Assignments


[Jhumpa Lahiri in her writing space.]

These are the short assignments I'll ask you to complete over the semester. I am not going to be grading these assignments as if they are final writing products. You are welcome to use the editing techniques we discuss to improve them, but I am reading these all as drafts. I will be reading them for content, and for the information you're conveying to me.


Week 2

In this first week of class, I would like to get a sense of your writing process, what works, what you would like to change or improve, and your general goals for our semester together.

Please write as much as you would like about the following three questions:
1) What is your typical writing process? What works? What feels good?
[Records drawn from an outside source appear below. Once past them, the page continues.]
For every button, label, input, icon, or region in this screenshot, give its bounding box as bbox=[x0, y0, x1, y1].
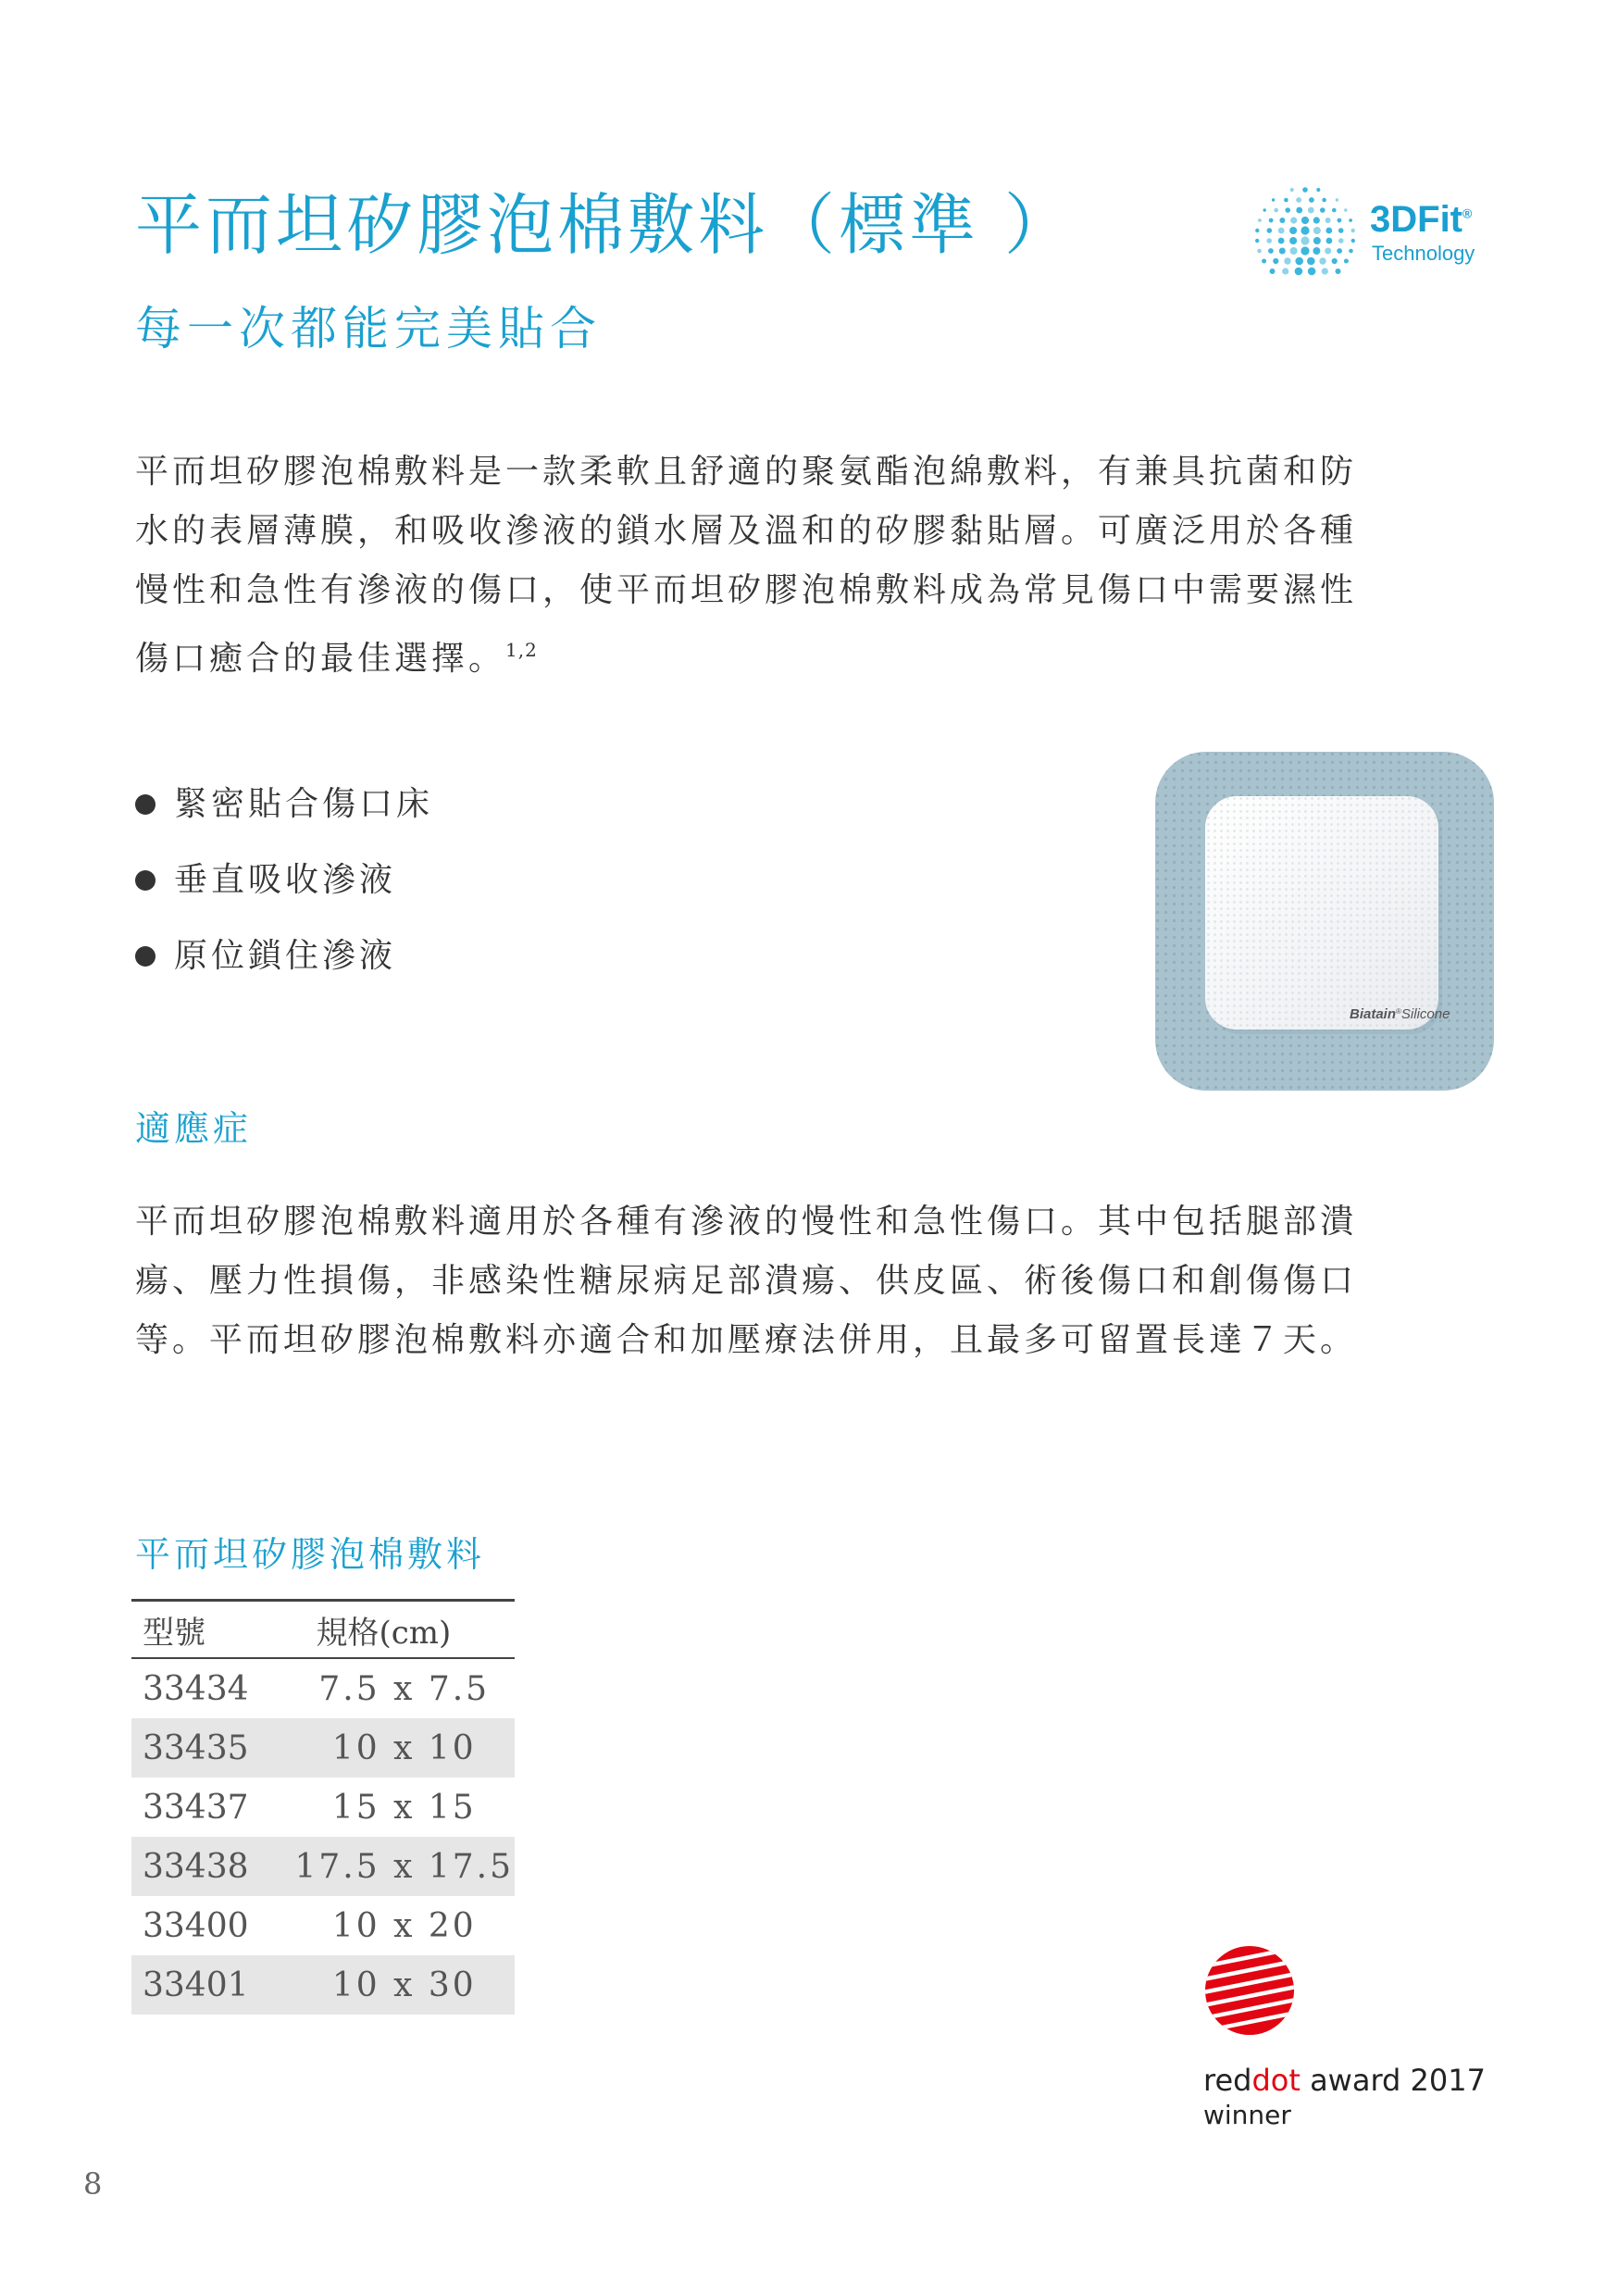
logo-dot bbox=[1262, 259, 1266, 264]
logo-dot bbox=[1349, 218, 1352, 222]
award-text: reddot award 2017 bbox=[1203, 2063, 1486, 2098]
column-header-model: 型號 bbox=[131, 1601, 293, 1659]
3dfit-brand: 3DFit® bbox=[1370, 199, 1473, 240]
logo-dot bbox=[1351, 239, 1355, 243]
model-cell: 33400 bbox=[143, 1906, 249, 1945]
logo-dot bbox=[1284, 198, 1288, 203]
logo-dot bbox=[1316, 188, 1320, 192]
logo-dot bbox=[1266, 238, 1272, 243]
logo-dot bbox=[1332, 208, 1337, 213]
indications-line: 等。平而坦矽膠泡棉敷料亦適合和加壓療法併用，且最多可留置長達７天。 bbox=[135, 1321, 1358, 1359]
logo-dot bbox=[1325, 248, 1331, 255]
logo-dot bbox=[1332, 258, 1338, 264]
logo-dot bbox=[1290, 188, 1294, 192]
logo-dot bbox=[1278, 228, 1285, 234]
logo-dot bbox=[1289, 227, 1297, 234]
reference-superscript: 1,2 bbox=[505, 639, 538, 661]
table-header-row bbox=[131, 1601, 515, 1659]
logo-dot bbox=[1313, 247, 1320, 255]
table-row bbox=[131, 1955, 515, 2015]
logo-dot bbox=[1336, 198, 1338, 201]
logo-dot bbox=[1320, 207, 1326, 213]
logo-dot bbox=[1274, 208, 1278, 213]
logo-dot bbox=[1268, 248, 1274, 254]
logo-dot bbox=[1270, 268, 1276, 274]
model-cell: 33435 bbox=[131, 1718, 293, 1778]
logo-dot bbox=[1255, 229, 1259, 232]
reddot-award bbox=[1203, 1944, 1500, 2139]
logo-dot bbox=[1289, 237, 1297, 244]
column-header-size: 規格(cm) bbox=[293, 1601, 515, 1659]
indications-line: 平而坦矽膠泡棉敷料適用於各種有滲液的慢性和急性傷口。其中包括腿部潰 bbox=[135, 1203, 1358, 1241]
model-cell: 33438 bbox=[131, 1837, 293, 1896]
logo-dot bbox=[1296, 197, 1301, 203]
logo-dot bbox=[1282, 268, 1288, 274]
spec-table-title: 平而坦矽膠泡棉敷料 bbox=[135, 1534, 486, 1575]
intro-line: 水的表層薄膜，和吸收滲液的鎖水層及溫和的矽膠黏貼層。可廣泛用於各種 bbox=[135, 512, 1358, 550]
size-cell: 17.5 x 17.5 bbox=[293, 1837, 515, 1896]
logo-dot bbox=[1337, 248, 1342, 254]
logo-dot bbox=[1290, 247, 1298, 255]
logo-dot bbox=[1295, 257, 1303, 266]
logo-dot bbox=[1322, 198, 1326, 203]
size-cell: 10 x 30 bbox=[293, 1955, 515, 2015]
logo-dot bbox=[1313, 227, 1321, 234]
model-cell: 33437 bbox=[143, 1788, 249, 1827]
logo-dot bbox=[1258, 218, 1262, 222]
logo-dot bbox=[1308, 268, 1316, 276]
intro-line: 平而坦矽膠泡棉敷料是一款柔軟且舒適的聚氨酯泡綿敷料，有兼具抗菌和防 bbox=[135, 453, 1358, 491]
reddot-award-icon bbox=[1203, 1944, 1305, 2046]
logo-dot bbox=[1296, 207, 1302, 214]
logo-dot bbox=[1344, 259, 1349, 264]
logo-dot bbox=[1313, 237, 1321, 244]
dressing-product-image bbox=[1153, 750, 1496, 1092]
logo-dot bbox=[1267, 228, 1273, 233]
logo-dot bbox=[1285, 207, 1290, 213]
logo-dot bbox=[1301, 246, 1309, 255]
table-row bbox=[131, 1837, 515, 1896]
logo-dot bbox=[1309, 197, 1314, 203]
logo-dot bbox=[1279, 218, 1285, 223]
page-title: 平而坦矽膠泡棉敷料（標準 ） bbox=[135, 186, 1075, 264]
logo-dot bbox=[1279, 248, 1286, 255]
table-row bbox=[131, 1658, 515, 1718]
logo-dot bbox=[1319, 257, 1326, 264]
table-row bbox=[131, 1896, 515, 1955]
intro-line: 慢性和急性有滲液的傷口，使平而坦矽膠泡棉敷料成為常見傷口中需要濕性 bbox=[135, 571, 1358, 609]
logo-dot bbox=[1257, 249, 1262, 254]
indications-line: 瘍、壓力性損傷，非感染性糖尿病足部潰瘍、供皮區、術後傷口和創傷傷口 bbox=[135, 1262, 1358, 1300]
logo-dot bbox=[1290, 217, 1297, 223]
logo-dot bbox=[1351, 229, 1355, 232]
intro-line: 傷口癒合的最佳選擇。$^{1,2}$ bbox=[135, 639, 538, 678]
feature-list bbox=[135, 778, 433, 1005]
size-cell: 7.5 x 7.5 bbox=[318, 1669, 491, 1708]
logo-dot bbox=[1349, 249, 1353, 254]
3dfit-dot-sphere-icon bbox=[1250, 181, 1361, 292]
logo-dot bbox=[1295, 268, 1303, 276]
size-cell: 10 x 20 bbox=[331, 1906, 477, 1945]
logo-dot bbox=[1326, 218, 1331, 223]
spec-table bbox=[131, 1599, 515, 2015]
logo-dot bbox=[1308, 207, 1314, 214]
model-cell: 33401 bbox=[131, 1955, 293, 2015]
logo-dot bbox=[1338, 238, 1344, 243]
feature-item: 緊密貼合傷口床 bbox=[135, 778, 433, 854]
logo-dot bbox=[1344, 208, 1347, 211]
size-cell: 10 x 10 bbox=[293, 1718, 515, 1778]
logo-dot bbox=[1326, 238, 1333, 244]
logo-dot bbox=[1263, 208, 1266, 211]
page-subtitle: 每一次都能完美貼合 bbox=[135, 302, 602, 356]
logo-dot bbox=[1326, 228, 1332, 234]
indications-heading: 適應症 bbox=[135, 1108, 253, 1149]
logo-dot bbox=[1301, 236, 1309, 244]
page-number: 8 bbox=[83, 2166, 103, 2202]
logo-dot bbox=[1302, 187, 1308, 193]
indications-paragraph bbox=[135, 1192, 1505, 1370]
logo-dot bbox=[1301, 226, 1309, 234]
logo-dot bbox=[1322, 268, 1328, 274]
award-winner-text: winner bbox=[1203, 2100, 1291, 2130]
logo-dot bbox=[1272, 198, 1275, 201]
logo-dot bbox=[1273, 258, 1278, 264]
intro-paragraph bbox=[135, 443, 1505, 689]
3dfit-logo bbox=[1250, 181, 1490, 292]
logo-dot bbox=[1336, 268, 1341, 274]
table-row bbox=[131, 1778, 515, 1837]
logo-dot bbox=[1278, 238, 1285, 244]
3dfit-technology-label: Technology bbox=[1372, 242, 1475, 265]
logo-dot bbox=[1301, 217, 1309, 224]
product-label: Biatain®Silicone bbox=[1350, 1006, 1450, 1022]
logo-dot bbox=[1313, 217, 1320, 223]
logo-dot bbox=[1307, 257, 1315, 266]
table-row bbox=[131, 1718, 515, 1778]
logo-dot bbox=[1255, 239, 1259, 243]
logo-dot bbox=[1284, 257, 1290, 264]
logo-dot bbox=[1338, 228, 1344, 233]
model-cell: 33434 bbox=[143, 1669, 249, 1708]
feature-item: 原位鎖住滲液 bbox=[135, 930, 433, 1005]
logo-dot bbox=[1338, 218, 1342, 223]
logo-dot bbox=[1269, 218, 1274, 223]
feature-item: 垂直吸收滲液 bbox=[135, 854, 433, 930]
size-cell: 15 x 15 bbox=[331, 1788, 477, 1827]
What doesn’t work or doesn’t feel so good? If you have to write a paper, how do you go about doing it?
2) What motivates you to write? Why are you doing the writing you’re doing? Why did you decide to take a course on writing? How could you remind yourself of this larger goal as motivation to write?
3) What specifically do you want to learn or practice in this course? Do you have any particular goals or intentions?



Week 5

This week, I’m asking you to think through a writing plan for your final paper in this course. What is the schedule you will create for yourself? Please look at the final paper assignment and construct a writing plan.

Be sure to:
1) break the paper writing process into discrete steps;
2) make reasonable deadlines for each of those steps;
3) be aware that you need to turn in two rough drafts to me (you can pick the dates);
4) be aware that you need to turn in one rough draft to your peer editors (you can pick the dates).

What you turn in must absolutely include concrete dates. These are the deadlines that you will follow for the rest of the semester.
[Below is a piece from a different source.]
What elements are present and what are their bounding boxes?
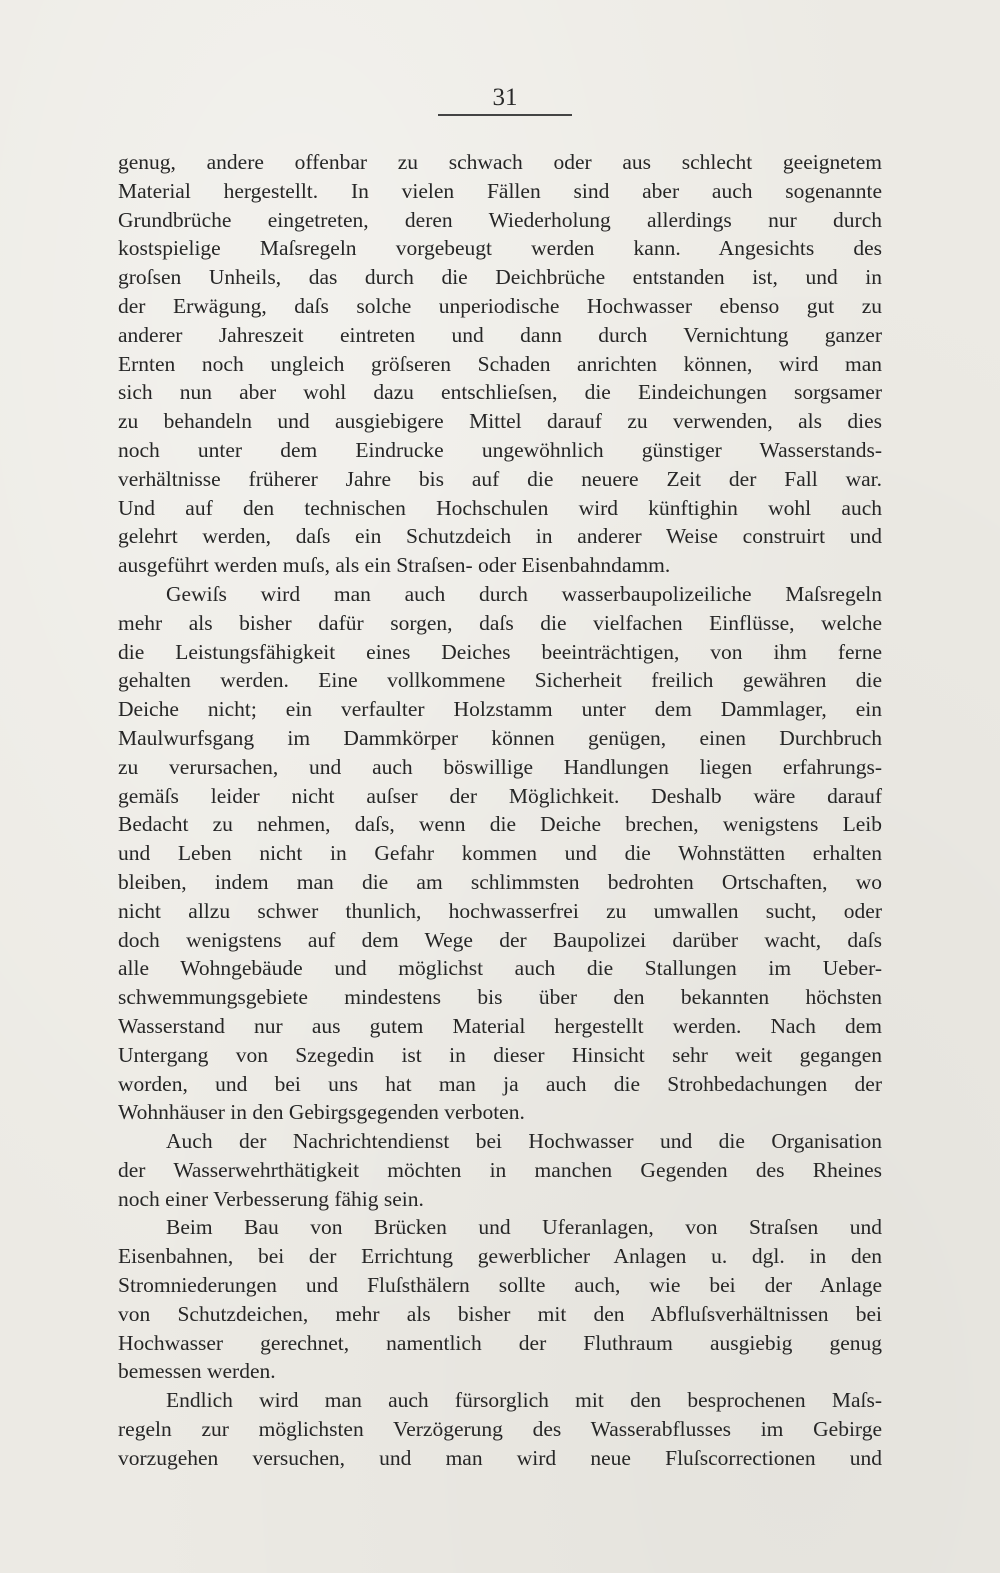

We will create peer editing groups once paper topics are settled so that people might work with others in the same / similar disciplines.



Week 6

This week, I’m asking you to describe and reflect on writing norms with your academic discipline(s). Please write a short answer that answers the following questions:

What are the writing conventions in your discipline(s)?
What do readers want and what do they take for granted?
What tone or tones are most commonly used? Are other tones acceptable?
What writing options are totally unacceptable in your estimation?
What are examples of really good and really bad writing in your discipline? (Here I mean specific works / titles.) What makes these works particularly good or bad?

If you work within or between multiple disciplines, please answer these questions but also explicitly compare and contrast the disciplines with each other. Are some writing options acceptable in one but not the other?



Week 7

This week, there is no writing due. Instead, please use this time to invite one of your mentors to have a conversation with you about how they understand the writing conventions in your (shared) discipline.

In this conversation, please take very careful notes and ask them questions very similar to those you reflected on last week, including:

What are the writing conventions in your discipline(s)?
What do readers want and what do they take for granted?
What tone or tones are most commonly used? Are other tones acceptable?
What writing options are totally unacceptable in your estimation?
What are examples of really good and really bad writing in your discipline? (Here I mean specific works / titles.) What makes these works particularly good or bad?
If you work within or between multiple disciplines, please explicitly compare and contrast the disciplines with each other. Are some writing options acceptable in one but not the other?

Remember that it can be very hard to describe (unmarked) norms, and be sure to express your appreciation to your mentor for their time and energy.

You will use your notes about and reactions to this conversation to write the short answer due next week.



Week 8

This week, I’m asking you to write a reflection engaging your own sense of disciplinary writing norms and those of your mentor. Please respond to the following questions in your reflection:

How does your sense of your discipline’s writing norms compare to your mentor’s sense?
In what ways do your perceptions overlap? In what ways do they diverge?
Did your mentor say anything that surprised you?
What, if anything, did you learn from the conversation?



Week 9 - CANCELLED (we talked about this together, instead)

This week, we’re a little more than halfway through the semester. Use this week’s short writing to reflect on your daily writing practice so far.

What is working?
What isn’t working?
Have you had any surprises?
Have you tried anything new?
What patterns or practices help you commit to daily writing, i.e. make it automatic? What patterns or practice impede your daily writing, i.e. make it harder to accomplish?



Weeks 10-15


We will not have any other group writing assignments. You are welcome to use these weeks as moments in which to set your own writing goals for your final paper. Here are the stages you must include in your schedule:
1) two rough drafts to me
2) one rough draft to your peer writing group
3) a final paper due on or before April 30.

You are welcome to build additional steps into your schedule, for instance: rough outline, thesis draft, drafts of particular sections, completing the reading needed, etc. Please feel free to make an appointment to talk in office hours if you think that would be helpful.